Since the above-mentioned products are easy to form obvious product defects such as cracks, holes, or insufficient strength when they are reshaped, and the deforestation of forests based on the needs of the global wood industry leads to a reduction in carbon dioxide capture, the present invention hopes to propose a method that will be discarded. The method of reusing phenolic waste (bakelite waste) can recycle the recycled phenolic engineering plastic waste, especially the waste phenolic boards after drilling, such as bakelite boards, bakelite strips, and bakelite. At the same time, it is used together with other discarded fiberboards after drilling, and a new type of material can be formed through a new and easy-to-use recycling method, which can obtain multiple benefits, which is different from traditional incineration and landfills. Environmental engineering final disposal method. To widely increase the characteristics of waste fiber recycling, and to achieve the goal of circular economy and the concept of environmental sustainability.

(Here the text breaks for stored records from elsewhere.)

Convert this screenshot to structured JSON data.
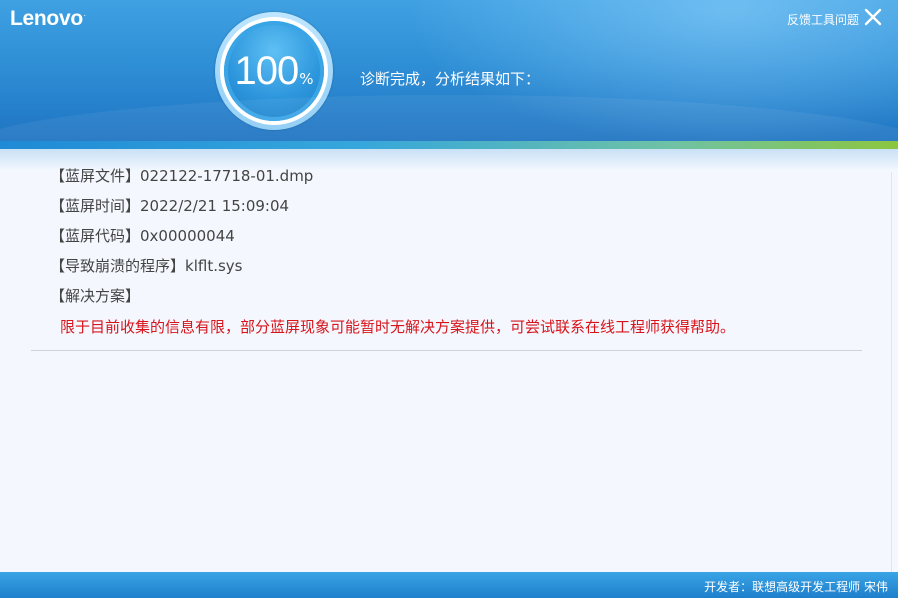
{
  "header": {
    "logo": "Lenovo",
    "logo_mark": ".",
    "feedback_label": "反馈工具问题",
    "progress_value": "100",
    "progress_unit": "%",
    "status_text": "诊断完成，分析结果如下："
  },
  "results": {
    "rows": [
      {
        "label": "【蓝屏文件】",
        "value": "022122-17718-01.dmp"
      },
      {
        "label": "【蓝屏时间】",
        "value": "2022/2/21 15:09:04"
      },
      {
        "label": "【蓝屏代码】",
        "value": "0x00000044"
      },
      {
        "label": "【导致崩溃的程序】",
        "value": "klflt.sys"
      },
      {
        "label": "【解决方案】",
        "value": ""
      }
    ],
    "solution_text": "限于目前收集的信息有限，部分蓝屏现象可能暂时无解决方案提供，可尝试联系在线工程师获得帮助。"
  },
  "footer": {
    "developer_text": "开发者：联想高级开发工程师 宋伟"
  },
  "colors": {
    "header_blue": "#2f8fd6",
    "solution_red": "#d8141b",
    "accent_green": "#8cc63f"
  }
}
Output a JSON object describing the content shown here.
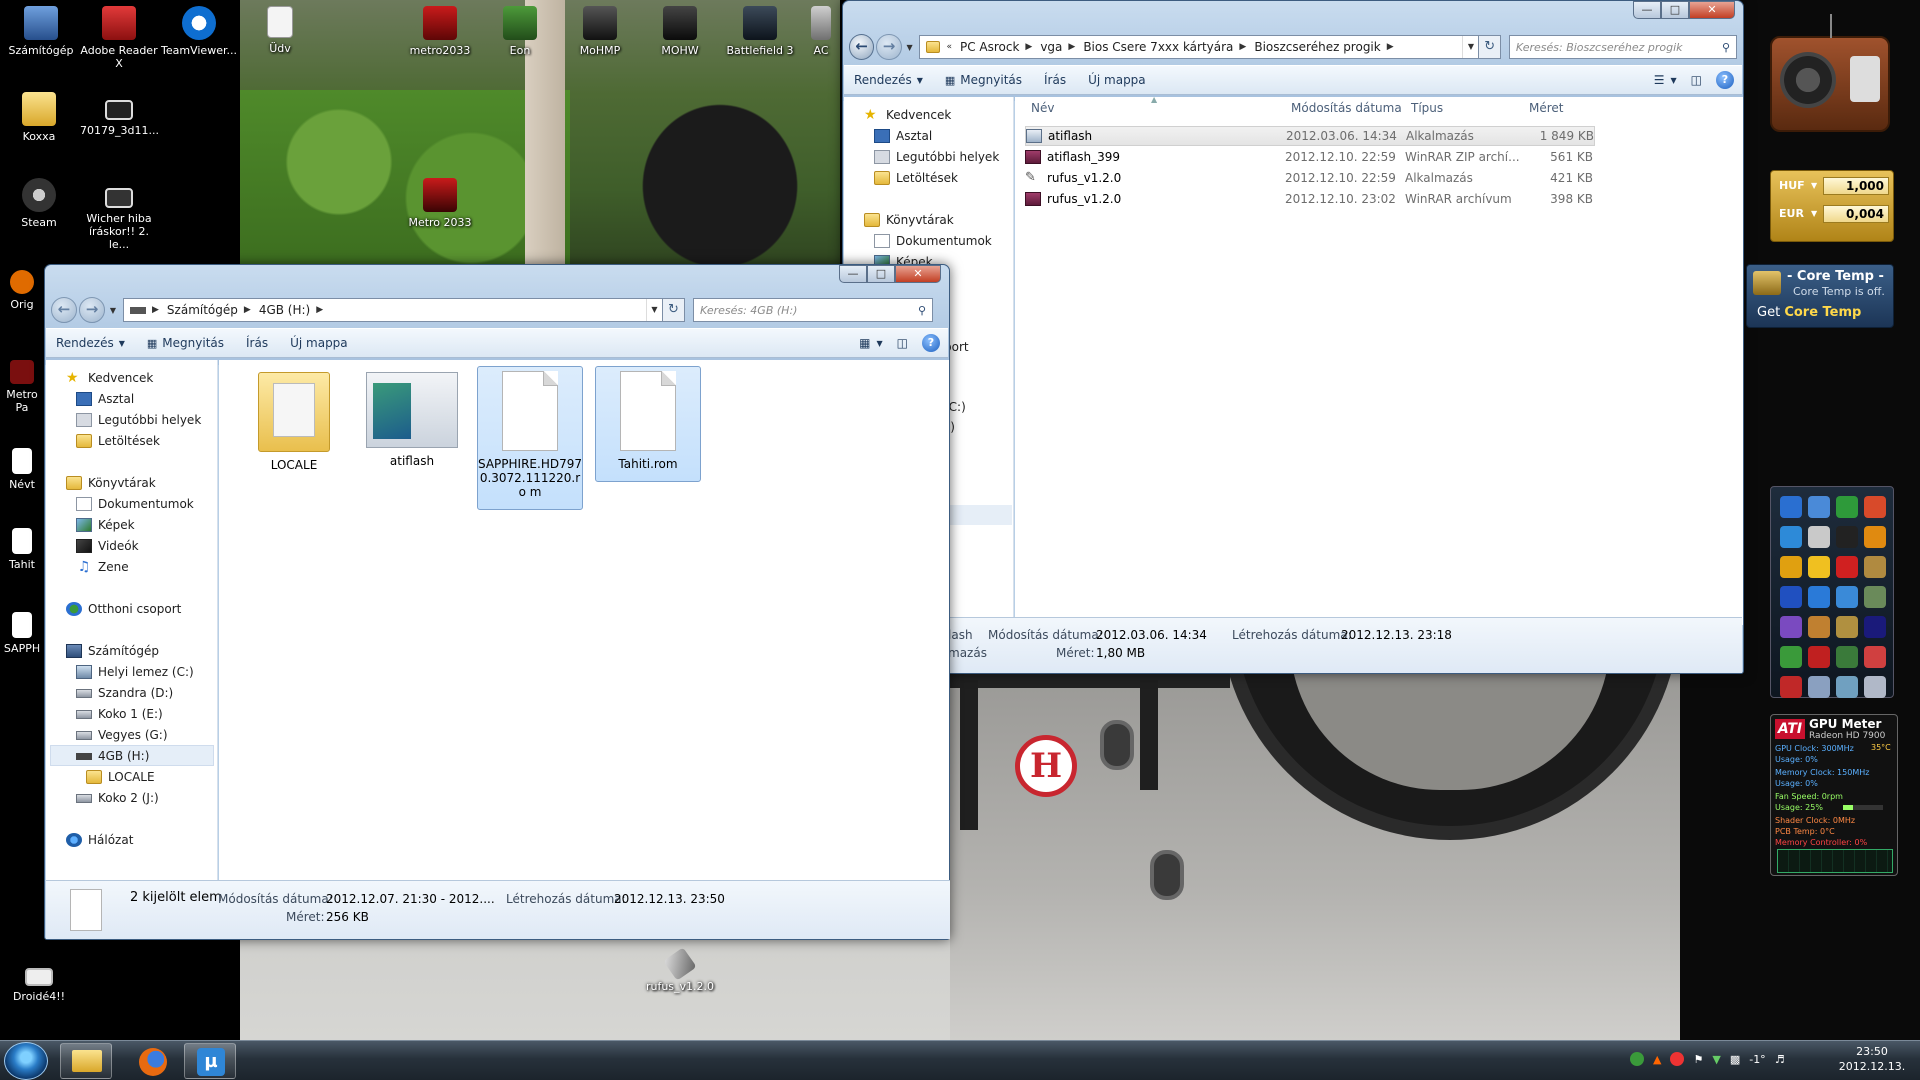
{
  "desktop": {
    "icons_left": [
      {
        "label": "Számítógép",
        "icon": "computer-icon"
      },
      {
        "label": "Adobe Reader X",
        "icon": "adobe-reader-icon"
      },
      {
        "label": "TeamViewer...",
        "icon": "teamviewer-icon"
      },
      {
        "label": "Koxxa",
        "icon": "folder-icon"
      },
      {
        "label": "70179_3d11...",
        "icon": "image-icon"
      },
      {
        "label": "Steam",
        "icon": "steam-icon"
      },
      {
        "label": "Wicher hiba íráskor!! 2. le...",
        "icon": "image-icon"
      },
      {
        "label": "Orig",
        "icon": "origin-icon"
      },
      {
        "label": "Metro Pa",
        "icon": "metro-icon"
      },
      {
        "label": "Névt",
        "icon": "file-icon"
      },
      {
        "label": "Tahit",
        "icon": "file-icon"
      },
      {
        "label": "SAPPH",
        "icon": "file-icon"
      },
      {
        "label": "Droidé4!!",
        "icon": "image-icon"
      }
    ],
    "icons_top": [
      {
        "label": "Üdv",
        "icon": "document-icon"
      },
      {
        "label": "metro2033",
        "icon": "metro-icon"
      },
      {
        "label": "Eon",
        "icon": "eon-icon"
      },
      {
        "label": "MoHMP",
        "icon": "moh-icon"
      },
      {
        "label": "MOHW",
        "icon": "mohw-icon"
      },
      {
        "label": "Battlefield 3",
        "icon": "battlefield-icon"
      },
      {
        "label": "AC",
        "icon": "ac-icon"
      },
      {
        "label": "Metro 2033",
        "icon": "metro-icon"
      }
    ],
    "icon_bottom": {
      "label": "rufus_v1.2.0",
      "icon": "usb-icon"
    }
  },
  "explorer_back": {
    "breadcrumb": [
      "PC Asrock",
      "vga",
      "Bios Csere 7xxx kártyára",
      "Bioszcseréhez progik"
    ],
    "search_placeholder": "Keresés: Bioszcseréhez progik",
    "toolbar": {
      "organize": "Rendezés",
      "open": "Megnyitás",
      "burn": "Írás",
      "new_folder": "Új mappa"
    },
    "nav": {
      "favorites": "Kedvencek",
      "desktop": "Asztal",
      "recent": "Legutóbbi helyek",
      "downloads": "Letöltések",
      "libraries": "Könyvtárak",
      "documents": "Dokumentumok",
      "pictures_partial": "Képek",
      "homegroup_partial": "port",
      "drive_c_partial": "(C:)",
      "drive_d_partial": "s)",
      "drive_e_partial": ")"
    },
    "columns": {
      "name": "Név",
      "date": "Módosítás dátuma",
      "type": "Típus",
      "size": "Méret"
    },
    "files": [
      {
        "name": "atiflash",
        "date": "2012.03.06. 14:34",
        "type": "Alkalmazás",
        "size": "1 849 KB",
        "icon": "app-icon",
        "selected": true
      },
      {
        "name": "atiflash_399",
        "date": "2012.12.10. 22:59",
        "type": "WinRAR ZIP archí...",
        "size": "561 KB",
        "icon": "winrar-icon",
        "selected": false
      },
      {
        "name": "rufus_v1.2.0",
        "date": "2012.12.10. 22:59",
        "type": "Alkalmazás",
        "size": "421 KB",
        "icon": "usb-icon",
        "selected": false
      },
      {
        "name": "rufus_v1.2.0",
        "date": "2012.12.10. 23:02",
        "type": "WinRAR archívum",
        "size": "398 KB",
        "icon": "winrar-icon",
        "selected": false
      }
    ],
    "details": {
      "name_partial": "lash",
      "kind_partial": "mazás",
      "modified_label": "Módosítás dátuma:",
      "modified_value": "2012.03.06. 14:34",
      "created_label": "Létrehozás dátuma:",
      "created_value": "2012.12.13. 23:18",
      "size_label": "Méret:",
      "size_value": "1,80 MB"
    }
  },
  "explorer_front": {
    "breadcrumb": [
      "Számítógép",
      "4GB (H:)"
    ],
    "search_placeholder": "Keresés: 4GB (H:)",
    "toolbar": {
      "organize": "Rendezés",
      "open": "Megnyitás",
      "burn": "Írás",
      "new_folder": "Új mappa"
    },
    "nav": {
      "favorites": "Kedvencek",
      "desktop": "Asztal",
      "recent": "Legutóbbi helyek",
      "downloads": "Letöltések",
      "libraries": "Könyvtárak",
      "documents": "Dokumentumok",
      "pictures": "Képek",
      "videos": "Videók",
      "music": "Zene",
      "homegroup": "Otthoni csoport",
      "computer": "Számítógép",
      "drives": [
        "Helyi lemez (C:)",
        "Szandra (D:)",
        "Koko 1 (E:)",
        "Vegyes (G:)",
        "4GB (H:)",
        "LOCALE",
        "Koko 2 (J:)"
      ],
      "network": "Hálózat"
    },
    "items": [
      {
        "name": "LOCALE",
        "kind": "folder",
        "selected": false
      },
      {
        "name": "atiflash",
        "kind": "app",
        "selected": false
      },
      {
        "name": "SAPPHIRE.HD797 0.3072.111220.ro m",
        "kind": "file",
        "selected": true
      },
      {
        "name": "Tahiti.rom",
        "kind": "file",
        "selected": true
      }
    ],
    "details": {
      "selection": "2 kijelölt elem",
      "modified_label": "Módosítás dátuma:",
      "modified_value": "2012.12.07. 21:30 - 2012....",
      "created_label": "Létrehozás dátuma:",
      "created_value": "2012.12.13. 23:50",
      "size_label": "Méret:",
      "size_value": "256 KB"
    }
  },
  "gadgets": {
    "currency": [
      {
        "code": "HUF",
        "value": "1,000"
      },
      {
        "code": "EUR",
        "value": "0,004"
      }
    ],
    "coretemp": {
      "title": "- Core Temp -",
      "status": "Core Temp is off.",
      "get_prefix": "Get",
      "get_name": "Core Temp"
    },
    "gpu_meter": {
      "title": "GPU Meter",
      "subtitle": "Radeon HD 7900",
      "lines": [
        "GPU Clock: 300MHz",
        "Usage: 0%",
        "Memory Clock: 150MHz",
        "Usage: 0%",
        "Fan Speed: 0rpm",
        "Usage: 25%",
        "Shader Clock: 0MHz",
        "PCB Temp: 0°C",
        "Memory Controller: 0%"
      ],
      "temp": "35°C"
    }
  },
  "taskbar": {
    "tray_temp": "-1°",
    "time": "23:50",
    "date": "2012.12.13."
  },
  "colors": {
    "selection": "#cce8ff",
    "explorer_glass": "#b8cfe6",
    "taskbar": "#27313b",
    "link_blue": "#1e395b"
  }
}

Therefore, the purpose of the present invention is to solve the above-mentioned problems in the conventional technology. The present invention proposes a layered structure of bakelite phenolic waste and fiberboard and its manufacturing method, which is to form a multi-layer structure by interlacing the bakelite phenolic material and fiberboard. Composite panels can make the entire panel have higher structural strength. The bakelite phenolic material is made by mixing phenolic waste powder (bakelite waste), fiber material powder (waste fiber is preferred) and resin, and has a uniform structure and high strength. The fiberboard can have perforations to connect the Bakelite phenolic material of the upper and lower layers to achieve better strength. In this case, acid or alkali can also be added in the manufacturing process of bakelite phenolic materials, so that phenolic waste (or bakelite waste) material) was further destroyed. After the original phenolic waste is eroded, the number of holes increases and it has the effect of dissolving fibers. Additional fiber materials can be added to make the Bakelite phenolic material structure more uniform.

In order to achieve the above object, the present invention proposes a method of reclaiming and reusing phenolic type waste and environmentally friendly bakelite phenolic material, comprising the following steps: Step A: crushing and pulverizing the waste phenolic polymeric material to form a powder; Step B : The wood fiber is crushed and powdered to form a powder; Step C: Then the powder of the waste phenolic polymer material is mixed with the powder of the wood fiber, and the weight ratio of the two mixing is in the range of 0.01 to 0.99; Step D: Then add resin, uniformly mix the powder of the waste phenolic polymer material, the powder of the wood fiber and the resin to obtain a bakelite phenolic material mixture; wherein the resin is mainly used to bond the powder of the waste phenolic polymer material and the wood Fiber powder; step E: Lay the bakelite phenolic material mixture and fiber boards in order in a mould, and then use one of hot pressing, cold pressing or foaming to make the bakelite phenolic material mixture form an electric The wood phenolic material layer, and the fiber board forms the fiber board layer, so as to obtain a flat plate structure in which the bakelite phenolic material layer and the fiber board layer are overlapped in an interlaced manner.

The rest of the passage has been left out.